Bio-ethics also features on Deirup’s somewhat anxious palette.  Her concerns about the current scientific penchant for genetic tinkering manifests in Hieronymous Bosch-style nightmares in paint – scary possible outcomes not conceptualised by evolution or nature.

Science has become the beacon for ‘Revelation’ in Jean-Pierre Roy’s painterly, post-divine, materialist world. “Classical Western Art traditions often have at their core a desire for "Revelation", he offers.  “As the material and existential unknowns formally relegated to the realm of the "divine" give up their secrets to the small, unwavering and clarifying lens of rational investigation, "Science" has become the beacon for this act of "Revelation" for a post-divine, materialist world-view.”

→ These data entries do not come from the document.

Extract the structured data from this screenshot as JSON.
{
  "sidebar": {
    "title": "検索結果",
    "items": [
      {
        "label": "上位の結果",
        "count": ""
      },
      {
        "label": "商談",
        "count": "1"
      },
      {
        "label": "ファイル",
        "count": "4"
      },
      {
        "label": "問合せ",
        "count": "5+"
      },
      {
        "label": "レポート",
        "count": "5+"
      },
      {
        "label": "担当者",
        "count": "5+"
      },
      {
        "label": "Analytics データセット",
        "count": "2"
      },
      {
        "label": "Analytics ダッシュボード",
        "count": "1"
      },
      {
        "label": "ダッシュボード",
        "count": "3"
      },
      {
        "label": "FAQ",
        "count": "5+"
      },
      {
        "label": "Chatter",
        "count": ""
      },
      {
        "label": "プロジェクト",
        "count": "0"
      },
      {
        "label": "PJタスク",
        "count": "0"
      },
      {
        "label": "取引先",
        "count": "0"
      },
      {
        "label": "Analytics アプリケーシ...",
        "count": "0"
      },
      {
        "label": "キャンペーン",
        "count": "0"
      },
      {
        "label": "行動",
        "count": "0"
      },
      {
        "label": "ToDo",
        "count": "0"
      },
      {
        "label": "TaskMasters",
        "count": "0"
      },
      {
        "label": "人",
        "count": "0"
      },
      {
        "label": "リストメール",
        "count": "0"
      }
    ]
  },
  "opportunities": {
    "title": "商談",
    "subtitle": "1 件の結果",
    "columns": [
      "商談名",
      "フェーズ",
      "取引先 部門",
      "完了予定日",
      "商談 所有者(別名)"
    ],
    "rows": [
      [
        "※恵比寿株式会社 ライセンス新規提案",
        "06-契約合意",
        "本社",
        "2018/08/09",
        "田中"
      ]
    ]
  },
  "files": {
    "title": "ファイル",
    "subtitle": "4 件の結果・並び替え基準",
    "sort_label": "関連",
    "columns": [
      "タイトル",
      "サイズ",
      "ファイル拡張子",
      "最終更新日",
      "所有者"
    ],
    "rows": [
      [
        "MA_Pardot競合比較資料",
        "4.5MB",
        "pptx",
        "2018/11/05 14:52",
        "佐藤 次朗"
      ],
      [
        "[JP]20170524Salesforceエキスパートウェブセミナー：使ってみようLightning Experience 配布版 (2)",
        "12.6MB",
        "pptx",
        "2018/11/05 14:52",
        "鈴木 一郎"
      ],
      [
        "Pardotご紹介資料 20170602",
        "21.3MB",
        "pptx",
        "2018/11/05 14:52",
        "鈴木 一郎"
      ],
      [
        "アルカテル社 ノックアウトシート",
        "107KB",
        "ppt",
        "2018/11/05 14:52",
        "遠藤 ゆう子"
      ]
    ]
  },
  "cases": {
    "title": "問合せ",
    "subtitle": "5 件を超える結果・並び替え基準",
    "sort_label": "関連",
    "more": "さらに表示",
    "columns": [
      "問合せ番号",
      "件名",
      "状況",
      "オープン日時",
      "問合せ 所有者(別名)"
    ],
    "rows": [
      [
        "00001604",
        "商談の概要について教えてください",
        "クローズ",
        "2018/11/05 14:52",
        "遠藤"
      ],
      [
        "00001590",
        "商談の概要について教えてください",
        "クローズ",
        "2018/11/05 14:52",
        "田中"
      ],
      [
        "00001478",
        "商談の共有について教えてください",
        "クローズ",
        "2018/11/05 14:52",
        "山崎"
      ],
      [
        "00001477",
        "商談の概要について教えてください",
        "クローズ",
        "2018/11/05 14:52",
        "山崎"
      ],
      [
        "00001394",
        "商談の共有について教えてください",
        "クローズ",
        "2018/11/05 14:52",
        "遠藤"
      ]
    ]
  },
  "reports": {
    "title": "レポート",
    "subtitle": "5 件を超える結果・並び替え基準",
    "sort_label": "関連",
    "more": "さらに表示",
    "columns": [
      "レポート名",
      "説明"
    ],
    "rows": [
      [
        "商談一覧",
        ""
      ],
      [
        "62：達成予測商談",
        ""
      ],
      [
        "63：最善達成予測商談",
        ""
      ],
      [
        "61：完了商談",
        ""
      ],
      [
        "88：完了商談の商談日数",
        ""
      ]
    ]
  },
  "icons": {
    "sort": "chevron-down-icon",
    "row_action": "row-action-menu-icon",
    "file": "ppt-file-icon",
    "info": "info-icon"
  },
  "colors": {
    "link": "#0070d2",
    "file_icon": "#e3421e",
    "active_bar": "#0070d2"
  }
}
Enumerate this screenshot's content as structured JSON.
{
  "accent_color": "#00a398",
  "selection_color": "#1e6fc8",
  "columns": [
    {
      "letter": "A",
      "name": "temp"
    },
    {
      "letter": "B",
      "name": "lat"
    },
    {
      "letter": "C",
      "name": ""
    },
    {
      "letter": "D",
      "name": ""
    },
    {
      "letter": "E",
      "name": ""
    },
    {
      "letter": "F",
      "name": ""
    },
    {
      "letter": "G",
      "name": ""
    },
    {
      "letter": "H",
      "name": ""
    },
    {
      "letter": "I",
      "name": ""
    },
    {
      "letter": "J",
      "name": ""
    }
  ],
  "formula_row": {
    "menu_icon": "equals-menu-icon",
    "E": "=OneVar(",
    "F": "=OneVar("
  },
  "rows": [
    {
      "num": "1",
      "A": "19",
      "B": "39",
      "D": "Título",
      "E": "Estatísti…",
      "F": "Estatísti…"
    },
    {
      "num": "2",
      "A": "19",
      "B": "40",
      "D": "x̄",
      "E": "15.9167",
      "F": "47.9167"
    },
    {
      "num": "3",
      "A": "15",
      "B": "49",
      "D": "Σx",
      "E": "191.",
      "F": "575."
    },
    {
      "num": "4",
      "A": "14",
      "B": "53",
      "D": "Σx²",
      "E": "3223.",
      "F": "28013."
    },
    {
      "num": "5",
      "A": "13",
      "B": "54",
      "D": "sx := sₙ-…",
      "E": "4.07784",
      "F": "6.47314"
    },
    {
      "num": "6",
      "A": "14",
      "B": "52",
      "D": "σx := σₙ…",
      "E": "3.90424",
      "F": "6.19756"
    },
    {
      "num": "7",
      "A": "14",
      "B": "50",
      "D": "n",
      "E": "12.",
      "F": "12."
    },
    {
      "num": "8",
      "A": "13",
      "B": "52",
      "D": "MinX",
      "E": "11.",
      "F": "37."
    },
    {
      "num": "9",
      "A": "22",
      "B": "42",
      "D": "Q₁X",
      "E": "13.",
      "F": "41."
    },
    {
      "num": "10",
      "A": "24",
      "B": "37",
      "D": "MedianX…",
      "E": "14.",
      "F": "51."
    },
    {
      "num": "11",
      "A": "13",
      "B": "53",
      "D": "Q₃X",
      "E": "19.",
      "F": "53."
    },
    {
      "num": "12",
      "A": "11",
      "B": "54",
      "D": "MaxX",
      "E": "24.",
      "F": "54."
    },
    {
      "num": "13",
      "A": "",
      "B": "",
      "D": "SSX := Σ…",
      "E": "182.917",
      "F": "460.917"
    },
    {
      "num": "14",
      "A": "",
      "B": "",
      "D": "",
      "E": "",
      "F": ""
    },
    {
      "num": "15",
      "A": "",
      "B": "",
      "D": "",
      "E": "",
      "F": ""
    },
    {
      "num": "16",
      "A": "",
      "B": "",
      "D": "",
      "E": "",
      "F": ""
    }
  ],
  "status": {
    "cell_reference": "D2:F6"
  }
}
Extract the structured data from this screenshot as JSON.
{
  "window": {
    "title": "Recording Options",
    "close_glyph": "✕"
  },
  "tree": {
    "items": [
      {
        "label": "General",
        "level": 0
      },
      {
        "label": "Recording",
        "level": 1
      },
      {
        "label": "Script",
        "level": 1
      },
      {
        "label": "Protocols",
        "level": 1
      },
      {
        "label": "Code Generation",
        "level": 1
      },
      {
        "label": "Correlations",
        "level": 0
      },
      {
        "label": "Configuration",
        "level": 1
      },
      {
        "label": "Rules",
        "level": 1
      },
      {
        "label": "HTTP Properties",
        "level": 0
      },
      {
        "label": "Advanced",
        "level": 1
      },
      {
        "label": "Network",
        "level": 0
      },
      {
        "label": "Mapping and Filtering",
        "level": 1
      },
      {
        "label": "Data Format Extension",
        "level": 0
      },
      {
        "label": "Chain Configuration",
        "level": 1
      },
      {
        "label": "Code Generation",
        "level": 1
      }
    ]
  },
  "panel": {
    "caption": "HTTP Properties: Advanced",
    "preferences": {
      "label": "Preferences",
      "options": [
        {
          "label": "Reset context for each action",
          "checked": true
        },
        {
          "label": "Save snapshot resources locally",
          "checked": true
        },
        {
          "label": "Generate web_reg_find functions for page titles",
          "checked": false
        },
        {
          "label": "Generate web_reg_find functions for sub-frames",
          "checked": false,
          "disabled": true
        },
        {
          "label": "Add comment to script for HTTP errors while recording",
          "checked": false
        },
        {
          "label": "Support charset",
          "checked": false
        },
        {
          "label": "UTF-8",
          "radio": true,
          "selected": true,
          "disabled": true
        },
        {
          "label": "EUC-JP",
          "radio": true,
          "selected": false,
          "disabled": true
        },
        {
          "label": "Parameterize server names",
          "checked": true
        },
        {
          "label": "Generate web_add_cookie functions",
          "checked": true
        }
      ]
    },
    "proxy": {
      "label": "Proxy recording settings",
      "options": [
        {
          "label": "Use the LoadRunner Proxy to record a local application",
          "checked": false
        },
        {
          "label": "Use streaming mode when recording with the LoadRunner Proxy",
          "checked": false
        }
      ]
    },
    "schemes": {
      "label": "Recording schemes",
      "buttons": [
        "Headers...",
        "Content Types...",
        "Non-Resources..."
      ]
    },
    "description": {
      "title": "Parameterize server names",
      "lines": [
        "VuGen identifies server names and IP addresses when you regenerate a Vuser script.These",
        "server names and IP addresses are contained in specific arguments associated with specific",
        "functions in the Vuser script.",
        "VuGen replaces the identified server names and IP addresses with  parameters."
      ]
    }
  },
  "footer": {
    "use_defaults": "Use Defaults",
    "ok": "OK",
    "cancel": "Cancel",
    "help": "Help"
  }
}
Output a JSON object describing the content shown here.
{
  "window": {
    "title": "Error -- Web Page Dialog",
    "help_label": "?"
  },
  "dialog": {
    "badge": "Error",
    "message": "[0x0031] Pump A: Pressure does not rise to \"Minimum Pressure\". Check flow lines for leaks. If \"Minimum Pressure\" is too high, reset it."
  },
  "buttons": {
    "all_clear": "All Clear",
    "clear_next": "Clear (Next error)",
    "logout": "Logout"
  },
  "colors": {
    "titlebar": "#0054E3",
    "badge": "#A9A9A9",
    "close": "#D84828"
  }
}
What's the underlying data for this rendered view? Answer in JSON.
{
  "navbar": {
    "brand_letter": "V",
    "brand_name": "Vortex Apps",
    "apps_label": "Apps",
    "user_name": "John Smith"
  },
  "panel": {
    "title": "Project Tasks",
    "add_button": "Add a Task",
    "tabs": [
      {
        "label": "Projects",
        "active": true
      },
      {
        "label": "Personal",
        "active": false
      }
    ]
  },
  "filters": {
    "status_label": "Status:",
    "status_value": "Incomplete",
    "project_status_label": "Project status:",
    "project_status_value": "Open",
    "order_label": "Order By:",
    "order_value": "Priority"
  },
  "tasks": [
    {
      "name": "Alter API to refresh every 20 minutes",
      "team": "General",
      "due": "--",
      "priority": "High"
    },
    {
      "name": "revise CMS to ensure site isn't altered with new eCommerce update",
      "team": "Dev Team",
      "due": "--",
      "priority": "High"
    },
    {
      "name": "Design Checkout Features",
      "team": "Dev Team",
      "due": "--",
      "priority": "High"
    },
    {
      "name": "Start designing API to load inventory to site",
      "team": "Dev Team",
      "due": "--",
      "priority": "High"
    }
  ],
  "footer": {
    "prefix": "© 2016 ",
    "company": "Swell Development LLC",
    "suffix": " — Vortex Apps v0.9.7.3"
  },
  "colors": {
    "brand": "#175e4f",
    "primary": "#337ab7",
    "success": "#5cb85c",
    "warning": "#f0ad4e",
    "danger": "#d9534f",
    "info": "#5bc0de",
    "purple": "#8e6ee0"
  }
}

“The day to day evolution of the state of the scientific conversation makes it's way into my work- from Geology and Meteorology, to Thermodynamics and Particle Physics.  On a macro-level, my work seeks to evoke a place for the viewer to contemplate the act of discovery itself. The Enlightenment gave rise to schools of sculptors and painters that sought to codify the "old world-view" shattering ideas of Christiaan Huygens, Galileo and Tycho Brahe.  Artists like Casper Davide Friedrich and painters from the American Luminist Tradition sought to move the sublime mysteries of the world out of the damp confines of the cloisters and pews of the church and out into the light of the now Sun-Centric planetary system and the dappled star light of a much larger cosmos”.

“Drawing on these traditions of light as a metaphor for the rational mind, my work continues to explore the luminous boundaries between the known and the unknown, or as 19th century mathematician Georg Cantor put it "the chasm between what he had seen and what he knew must be there, but could never reach." Lenny Campello gives us a virtual wink as he brings us back to the retro technology of Tube TV and old soap operas in his installation.  Featuring 1950’s couple Lucille Ball and Desi Arnaz in a classic bedroom farce moment from iconic series “I Love Lucy”, Desi walks in and catches Lucy in the arms of his fellow Cuban – Fidel Castro.   Storytelling and narrative will always be part of the fabric of what it is to be human, and Campello reminds us that technology, is often but a tool to plug in to this innate and ancient human need.

“My work has always been about the narrative and/or storytelling”, he  says. “My marriage of a traditional and well-established genre of art (such as drawing has been for centuries), with a modern form of technology is an attempt on my part to extend the narrative of the artwork via embedded videos or powerpoint presentations. The digital technology thus expands what the visual imagery offers via drawing and it adds more information, more clues, a deeper agenda.”

Finally, out of all the sidereal, technological and scientific wonder in this exhibition, and on this ‘small and lonely planet, travelling through casual space, past aloof stars, across the way of indifferent suns’ in “Space Junk”, U2 collaborator, and 3D pioneer Catherine Owens invites us to consider Maya Angelou’s heartening assertion:
When we come to it, we must confess
That we are the possible,
We are the miraculous,
We are the true wonder of this world.
So go on, put your miraculous self in the vortex of the organic conversation that emerges between these eclectic art works, and perhaps experience your own epiphany.  Claim your own Eureka! Moment.